Some do, but there are certainly no hard and fast rules on this. The important thing to remember is that more couples divorce over money problems than for any other reason. So spend your money wisely because you never know what the future brings.
that's about average...but in any case buy what you like and can afford
That’s a stupid tradition. Don’t be cheap, get something nice but don’t spend your whole paycheck on it. Also try getting the ring in a pawn shop, they have better prices than many fancy jewelry stores. Most people don’t know about diamonds so don’t bother getting a fancy big rock, try getting something tasteful. Bring a female friend or family member to choose the ring ;)
Don't spend. It's a scam
Spend what every is needed to purchase at least a one caret diamond. It does not have to be a perfect diamond. Anything under 1 caret is less of an investment. Look for sparkle. I know a woman who has about a 1.5 caret diamond. Probably pretty good quality, but I looked across the room at her hand the other day and the thing could not have looked more dull. I have a 1.25 caret diamond that has imperfections, but man does that diamond just sparkle and glow. I have had many jewelers interested in getting their hands on it. No you don't need to spend 24,000, but I would consider spending 5-10,000.

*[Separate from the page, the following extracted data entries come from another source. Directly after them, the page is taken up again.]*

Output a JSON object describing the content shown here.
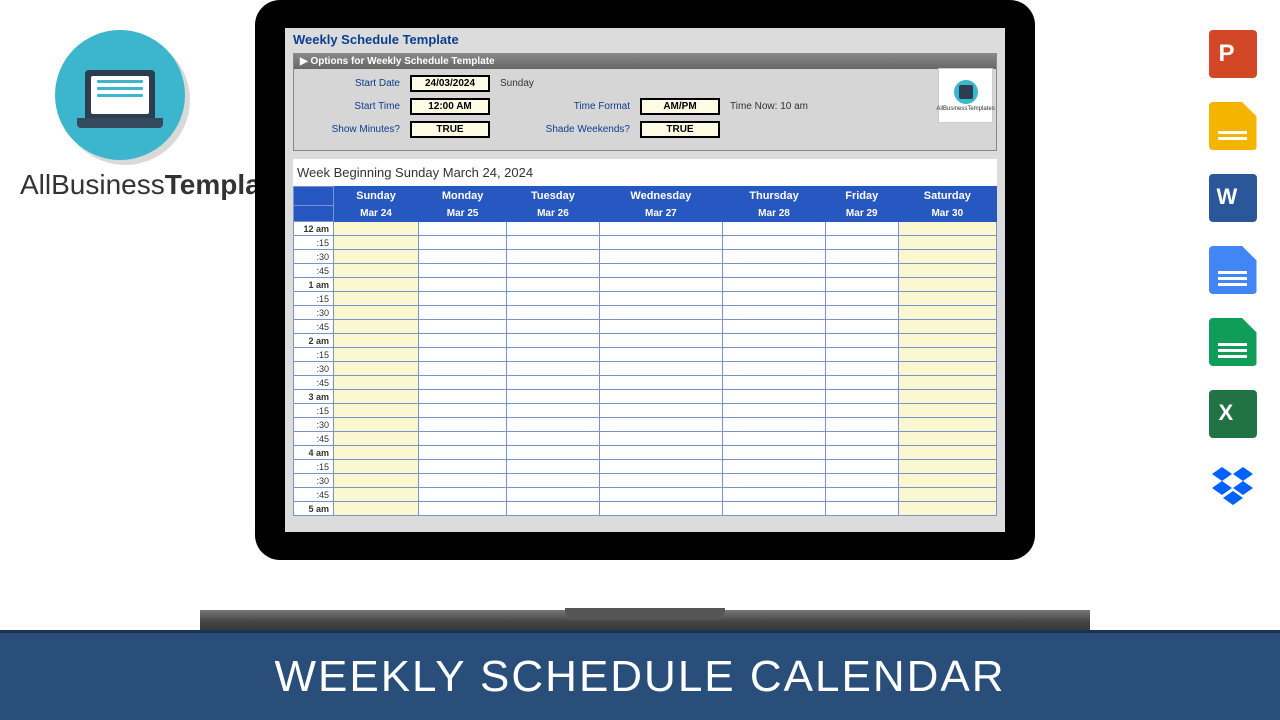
{
  "brand": {
    "line1": "AllBusiness",
    "line2": "Templates"
  },
  "doc": {
    "title": "Weekly Schedule Template",
    "options_header": "▶ Options for Weekly Schedule Template",
    "start_date_label": "Start Date",
    "start_date_value": "24/03/2024",
    "start_date_day": "Sunday",
    "start_time_label": "Start Time",
    "start_time_value": "12:00 AM",
    "time_format_label": "Time Format",
    "time_format_value": "AM/PM",
    "time_format_hint": "Time Now: 10 am",
    "show_minutes_label": "Show Minutes?",
    "show_minutes_value": "TRUE",
    "shade_weekends_label": "Shade Weekends?",
    "shade_weekends_value": "TRUE"
  },
  "badge_text": "AllBusinessTemplates",
  "calendar": {
    "week_title": "Week Beginning Sunday March 24, 2024",
    "days": [
      "Sunday",
      "Monday",
      "Tuesday",
      "Wednesday",
      "Thursday",
      "Friday",
      "Saturday"
    ],
    "dates": [
      "Mar 24",
      "Mar 25",
      "Mar 26",
      "Mar 27",
      "Mar 28",
      "Mar 29",
      "Mar 30"
    ],
    "time_rows": [
      "12 am",
      ":15",
      ":30",
      ":45",
      "1 am",
      ":15",
      ":30",
      ":45",
      "2 am",
      ":15",
      ":30",
      ":45",
      "3 am",
      ":15",
      ":30",
      ":45",
      "4 am",
      ":15",
      ":30",
      ":45",
      "5 am"
    ]
  },
  "banner": "WEEKLY SCHEDULE CALENDAR",
  "icons": [
    "powerpoint",
    "google-slides",
    "word",
    "google-docs",
    "google-sheets",
    "excel",
    "dropbox"
  ]
}
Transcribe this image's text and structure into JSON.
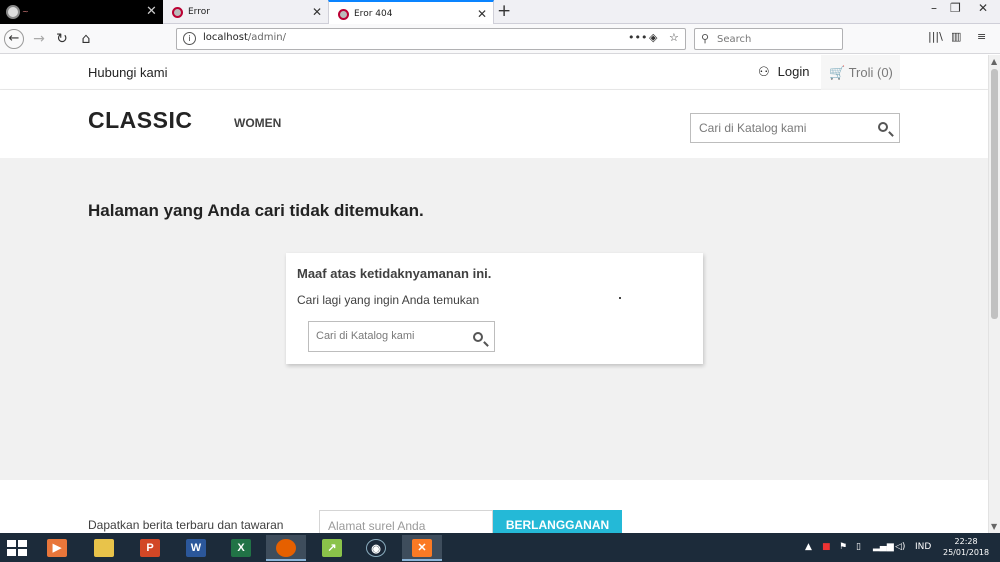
{
  "browser": {
    "tabs": [
      {
        "title": "Error"
      },
      {
        "title": "Eror 404",
        "active": true
      }
    ],
    "url_host": "localhost",
    "url_path": "/admin/",
    "search_placeholder": "Search",
    "window_buttons": [
      "–",
      "❐",
      "✕"
    ]
  },
  "site": {
    "topbar": {
      "contact": "Hubungi kami",
      "login": "Login",
      "cart": "Troli (0)"
    },
    "header": {
      "logo": "CLASSIC",
      "menu": [
        "WOMEN"
      ],
      "search_placeholder": "Cari di Katalog kami"
    },
    "error": {
      "title": "Halaman yang Anda cari tidak ditemukan.",
      "card_heading": "Maaf atas ketidaknyamanan ini.",
      "card_text": "Cari lagi yang ingin Anda temukan",
      "search_placeholder": "Cari di Katalog kami"
    },
    "newsletter": {
      "text": "Dapatkan berita terbaru dan tawaran",
      "placeholder": "Alamat surel Anda",
      "button": "BERLANGGANAN"
    }
  },
  "taskbar": {
    "language": "IND",
    "time": "22:28",
    "date": "25/01/2018"
  },
  "colors": {
    "accent": "#24b9d7",
    "page_bg": "#f1f1f1",
    "taskbar": "#1c2b3a"
  }
}
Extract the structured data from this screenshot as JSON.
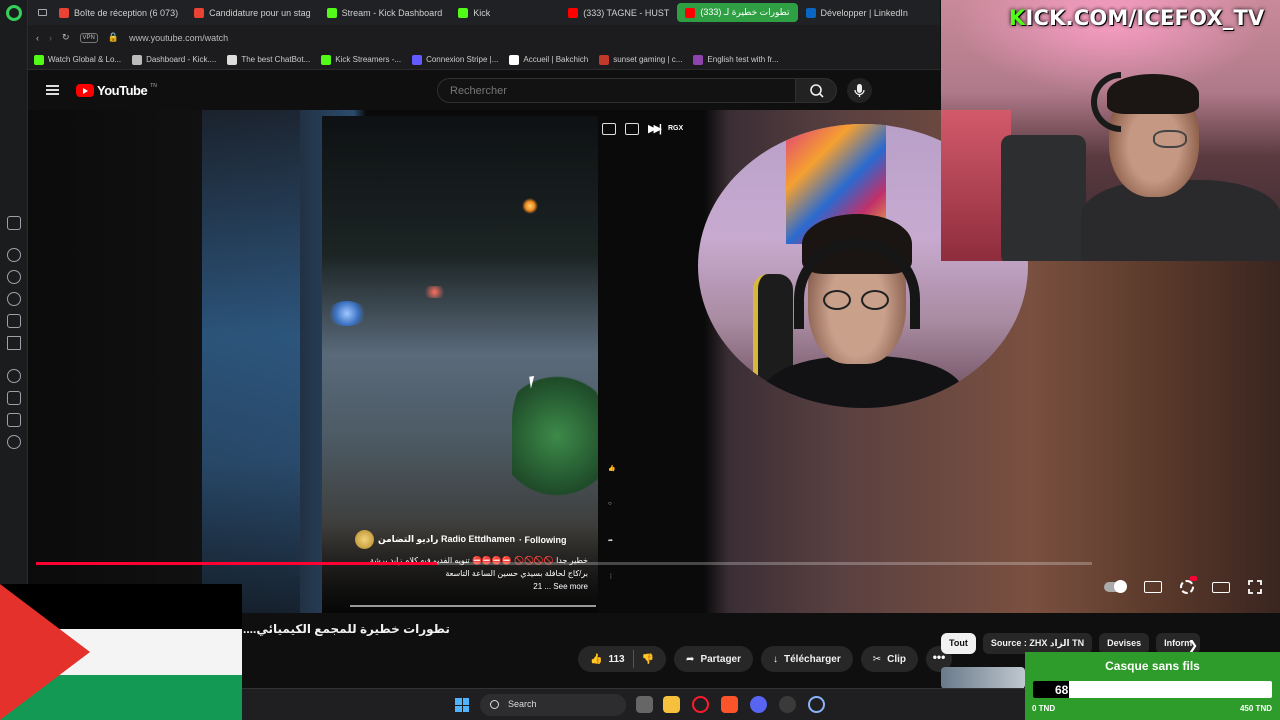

I don't think you should buy a new diamond ring. You buy a 30,000 new car, drive it off the lot it's still worth 27,000 if you sold it the next day, 90% of what you paid. You buy a ring for 5K and try to sell it the next day.. You'd be lucky to get 15, maybe 1,800, about 35% of what you paid. Look on ebay and see the selling price of the few out of thousands that actually sell. (look for "completed listings") .Or go to a few pawn shops and price that ring you could have bought from a jewelry store yesterday. If she loves you enough to marry you and she's not dumb as a box of rocks, she'll want to save 2/3 of that ring money for a down payment on a house. Buying diamonds is about the worst investment you could make. Read about how the market is controlled and kept ridiculously high.